Rep. Greg Gianforte, R-Montana, stopped in Kalispell Wednesday on his sweep through the state, visiting with workers and executives at Applied Materials.
While there, he sat down with the Daily Inter Lake to talk about the new federal tax plan, proposed fee hikes to Glacier National Park and Gov. Steve Bullock’s recent order to restore net neutrality regulations to internet service providers with state contracts.
Gianforte said he was proud of the tax plan, saying Montanans know how to spend their money better than the federal government.
He said that ideal was his anchor when deciding how to vote.
The congressman dismissed concerns that the doubling of the standard deduction could have an adverse impact on local charitable organizations and nonprofits.
The doubling of the standard deduction could lead to far fewer people itemizing tax deductions because they won’t eclipse the new, higher standard deduction, removing an incentive to give to charitable organizations.
“I think Montanans have big hearts and they will give,” Gianforte said. “The best thing we can do for nonprofits is have a strong economy.”
He also said concerns that the federal deficit could swell by over $1 trillion in the next 10 years as a result of the plan were overblown. He is optimistic the Gross Domestic Product growth rate would increase enough as a result of the plan that it would offset the costs.
If that didn’t happen, he didn’t say how the government would pay for it.
“As a business guy, I know that if we let people keep more of their hard-earned money and we make it easier for businesses to invest and expand we are going to see a bump in the economy.”
He said if he could change two things about the plan, he would make the tax cuts larger and permanent and said he was encouraging discussions in the House to establish the current cuts in perpetuity.
“Nothing floats more boats than a stronger economy with higher growth rates,” he said.
WHEN IT came to addressing a proposal from the Department of Interior to raise entrance fees at some of the nation’s most popular national parks, including Glacier, Gianforte demurred.
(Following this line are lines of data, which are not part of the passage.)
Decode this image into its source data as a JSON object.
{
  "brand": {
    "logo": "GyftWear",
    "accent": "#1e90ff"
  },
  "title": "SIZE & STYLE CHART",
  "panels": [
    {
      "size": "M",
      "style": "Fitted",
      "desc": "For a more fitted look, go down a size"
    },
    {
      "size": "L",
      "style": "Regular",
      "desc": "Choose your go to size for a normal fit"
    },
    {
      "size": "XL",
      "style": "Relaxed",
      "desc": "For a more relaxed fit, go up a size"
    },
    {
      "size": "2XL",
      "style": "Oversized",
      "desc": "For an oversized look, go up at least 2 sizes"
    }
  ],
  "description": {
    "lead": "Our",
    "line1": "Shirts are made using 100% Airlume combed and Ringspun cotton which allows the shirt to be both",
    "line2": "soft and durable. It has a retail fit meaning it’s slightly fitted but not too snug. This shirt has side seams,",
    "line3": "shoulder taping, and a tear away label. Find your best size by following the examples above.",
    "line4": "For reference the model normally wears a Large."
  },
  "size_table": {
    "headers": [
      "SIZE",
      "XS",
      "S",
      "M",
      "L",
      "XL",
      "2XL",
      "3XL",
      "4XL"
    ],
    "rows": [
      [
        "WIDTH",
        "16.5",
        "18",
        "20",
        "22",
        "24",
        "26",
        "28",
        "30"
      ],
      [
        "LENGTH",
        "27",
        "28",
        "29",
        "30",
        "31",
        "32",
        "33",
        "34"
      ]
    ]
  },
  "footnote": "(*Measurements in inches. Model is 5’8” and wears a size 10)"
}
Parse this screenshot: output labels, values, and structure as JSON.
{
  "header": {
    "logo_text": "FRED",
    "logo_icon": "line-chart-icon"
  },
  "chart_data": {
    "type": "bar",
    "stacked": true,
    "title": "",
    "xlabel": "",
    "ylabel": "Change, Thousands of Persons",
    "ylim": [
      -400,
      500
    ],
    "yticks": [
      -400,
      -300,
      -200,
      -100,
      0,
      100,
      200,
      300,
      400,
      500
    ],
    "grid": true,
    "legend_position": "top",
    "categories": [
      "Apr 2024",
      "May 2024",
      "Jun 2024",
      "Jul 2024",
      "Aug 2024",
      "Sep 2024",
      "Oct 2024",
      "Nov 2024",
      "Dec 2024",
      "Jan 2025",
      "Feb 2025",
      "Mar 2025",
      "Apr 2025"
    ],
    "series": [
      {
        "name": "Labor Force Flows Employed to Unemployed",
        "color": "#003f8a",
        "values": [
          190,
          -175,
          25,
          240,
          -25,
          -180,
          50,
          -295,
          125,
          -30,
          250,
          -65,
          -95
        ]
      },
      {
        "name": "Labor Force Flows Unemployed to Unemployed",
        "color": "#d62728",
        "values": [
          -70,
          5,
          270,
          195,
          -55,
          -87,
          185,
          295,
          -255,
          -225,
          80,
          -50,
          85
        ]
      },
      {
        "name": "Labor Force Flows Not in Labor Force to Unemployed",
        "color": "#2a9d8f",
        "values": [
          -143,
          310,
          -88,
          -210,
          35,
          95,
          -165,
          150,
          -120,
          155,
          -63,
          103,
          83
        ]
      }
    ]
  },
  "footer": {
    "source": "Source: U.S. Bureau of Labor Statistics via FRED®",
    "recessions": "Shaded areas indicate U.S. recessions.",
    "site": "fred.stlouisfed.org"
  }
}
In November, Gianforte told the Hungry Horse News that he hadn’t yet determined whether he would support a fee increase.
Later that month, the Institute for Tourism and Recreation Research at the University of Montana came out with a study showing it was likely the fee increase, while increasing revenue for the National Park Service, could lead to millions of dollars in lost investment in gateway communities within 60 miles of park entrances. That vicinity of Glacier National Park encompasses much of the Flathead Valley, including Columbia Falls, Kalispell and Whitefish.
On Wednesday, Gianforte said he still hasn’t decided on a stance surrounding the proposal.
Interior Secretary Ryan Zinke previously occupied Gianforte’s congressional seat before he was tapped by President Donald Trump to serve in his Cabinet.
When asked about Gov. Bullock’s proposal to reinstate net neutrality rules at the state level for Internet service providers that have state contracts, Gianforte said states could do whatever they wanted but he thought investment in rural broadband was more robust before the 2015 net neutrality federal rules came online.
He said he supported more investment in rural broadband because it was “part of the path to a brighter future for a lot of people.”
AFTER THE interview, Gianforte took a tour with employees and executives of Applied Materials, a company with a story not unfamiliar to Gianforte.
Much of the work being done at the Kalispell facility was started by Semitool, a company that was started in the Flathead Valley in the late 1970s. In 2009, it was acquired by Santa Clara-based Applied Materials for $364 million. The company operates two facilities in the Kalispell area, but one in Libby has been shuttered.
Gianforte founded RightNow Technologies in Bozeman in 1997 before taking the company public in 2004 and selling it to international software giant Oracle Corporation in 2015 for $1.5 billion.
He said that after he was done in the Flathead he was on his way to Great Falls, then on to Bozeman, which he calls home, before returning to Washington D.C.
“Then I go back to the swamp,” he said.